Neonatal prescribing is unforgiving: small weights, rapidly changing physiology, and narrow margins mean an arithmetic slip can be dangerous. This calculator gives a fast weight-based single dose for common NICU drugs, alongside the usual route and an interval guide, as a cross-check against the chart.
How it works
Almost all neonatal dosing is expressed per kilogram of body weight. The calculator applies the simple relationship:
single dose = dose per kg x weight (kg)
Each drug in the list carries its representative per-kilogram dose, its route, and an interval guide. For aminoglycosides and glycopeptides the interval widens in the most premature infants because clearance is slower, and the guide reflects that pattern.
Drugs included and their dosing context
The reference covers the drugs most commonly encountered in NICU practice, including:
- Gentamicin — once-daily or extended-interval dosing; serum levels are essential to guide repeat dosing.
- Vancomycin — intervals lengthen significantly in extreme prematurity; trough or AUC monitoring required.

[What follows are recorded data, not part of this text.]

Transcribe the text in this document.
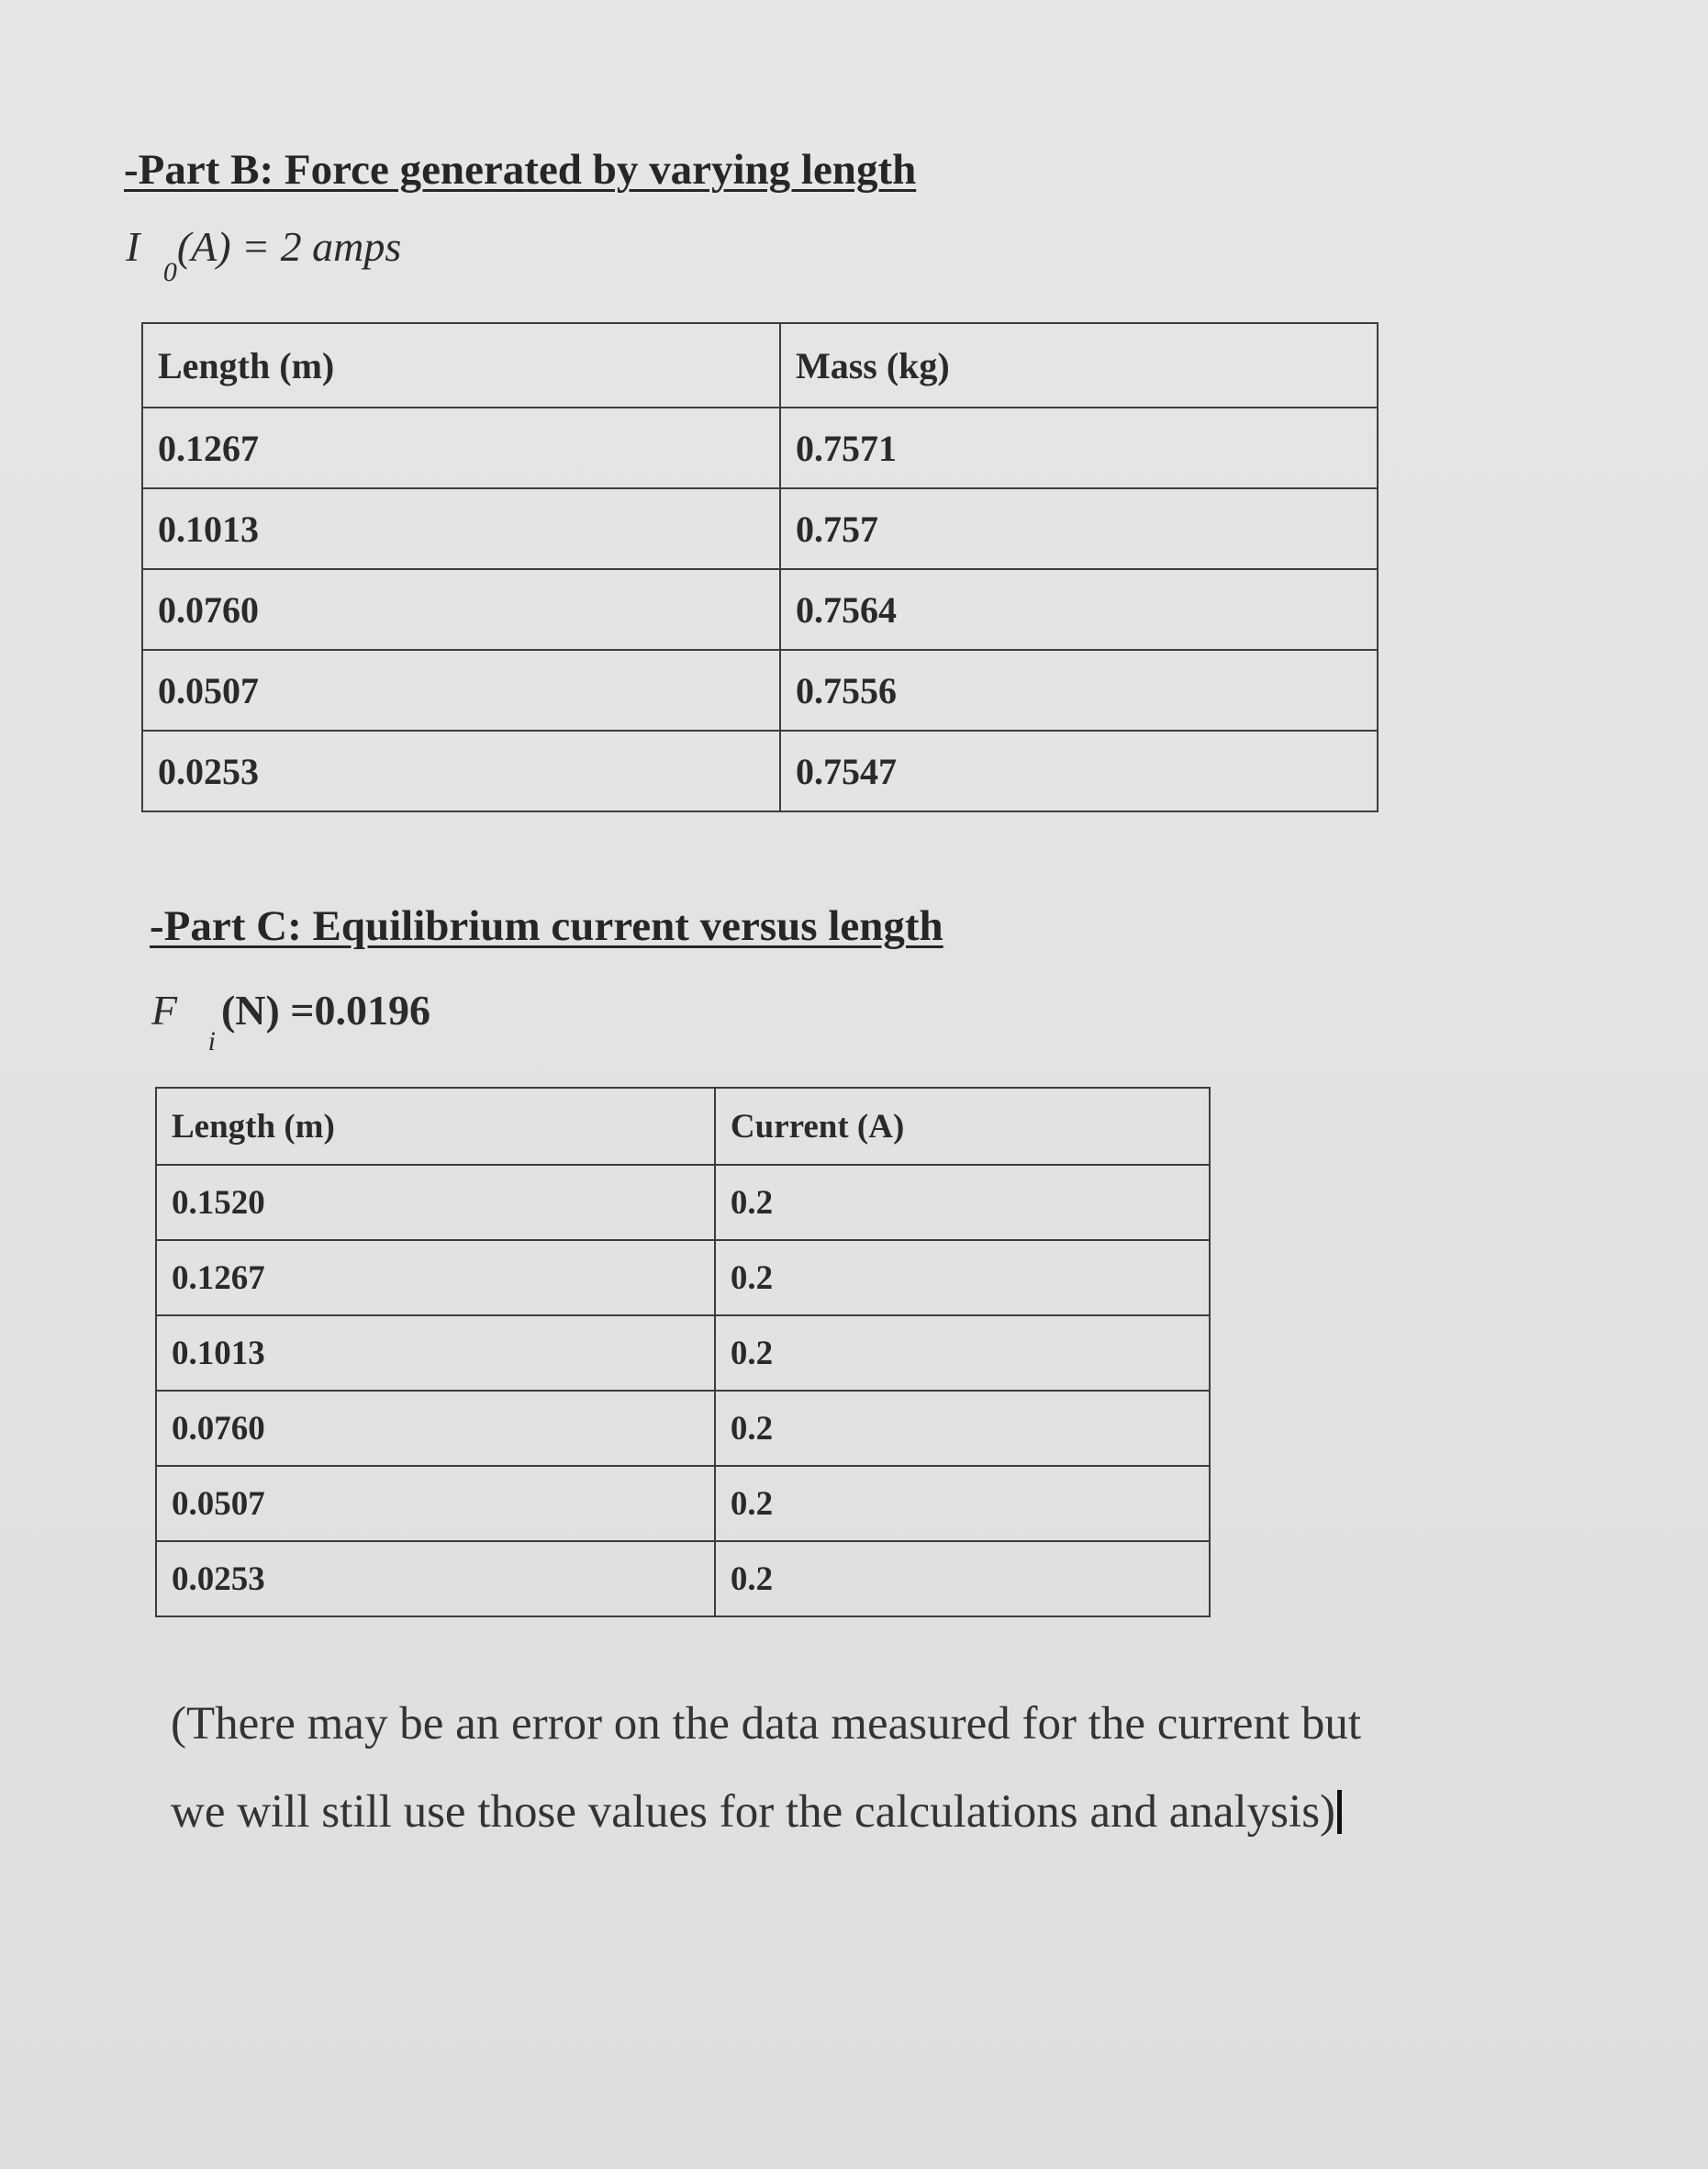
-Part B: Force generated by varying length
I $_0$(A) = 2 amps
Length (m)	Mass (kg)
0.1267	0.7571
0.1013	0.757
0.0760	0.7564
0.0507	0.7556
0.0253	0.7547
-Part C: Equilibrium current versus length
F $_i$(N) =0.0196
Length (m)	Current (A)
0.1520	0.2
0.1267	0.2
0.1013	0.2
0.0760	0.2
0.0507	0.2
0.0253	0.2
(There may be an error on the data measured for the current but
we will still use those values for the calculations and analysis)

- Caffeine citrate — a loading dose followed by maintenance; well tolerated with a wide safety margin.
- Morphine — weight-based IV bolus or infusion; continuous respiratory monitoring is mandatory.
- Surfactant — dosed in mL/kg via intratracheal route; local protocol governs repeat doses and timing.
- Indomethacin — PDA closure, given as a three-dose course, weight-based.
- Adrenaline / epinephrine — resuscitation and bradycardia doses, shown with approximate volumes.
Worked examples
A gentamicin dose of 5 mg/kg in a 1.5 kg infant gives a single dose of 7.5 mg. A caffeine citrate loading dose of 20 mg/kg in a 900 g (0.9 kg) infant gives 18 mg. In both cases, the arithmetic is straightforward — the danger lies in transposing decimal points or confusing kilograms with grams, which is why a cross-check tool adds value even for experienced prescribers.
Why interval is as important as dose
In neonates — especially those born before 32 weeks’ gestation — drug elimination is driven by immature renal and hepatic function that matures rapidly over the first weeks of life. The same weight-based dose given too frequently accumulates to toxic levels; given too infrequently it provides inadequate therapeutic cover. The interval guide in this tool reflects the direction of that effect (longer intervals in smaller, more premature infants), but local formularies and therapeutic drug monitoring results always govern actual prescribing.
Notes and limitations
The figures are educational and assume standard organ function. They do not replace therapeutic drug monitoring: gentamicin and vancomycin dosing in particular must be steered by measured levels, and intervals adjusted by postmenstrual age. Surfactant, adrenaline, and resuscitation drugs are included with their volume equivalents, but local protocols govern repeat dosing. Always confirm every dose against your unit’s neonatal formulary and the individual baby before administration.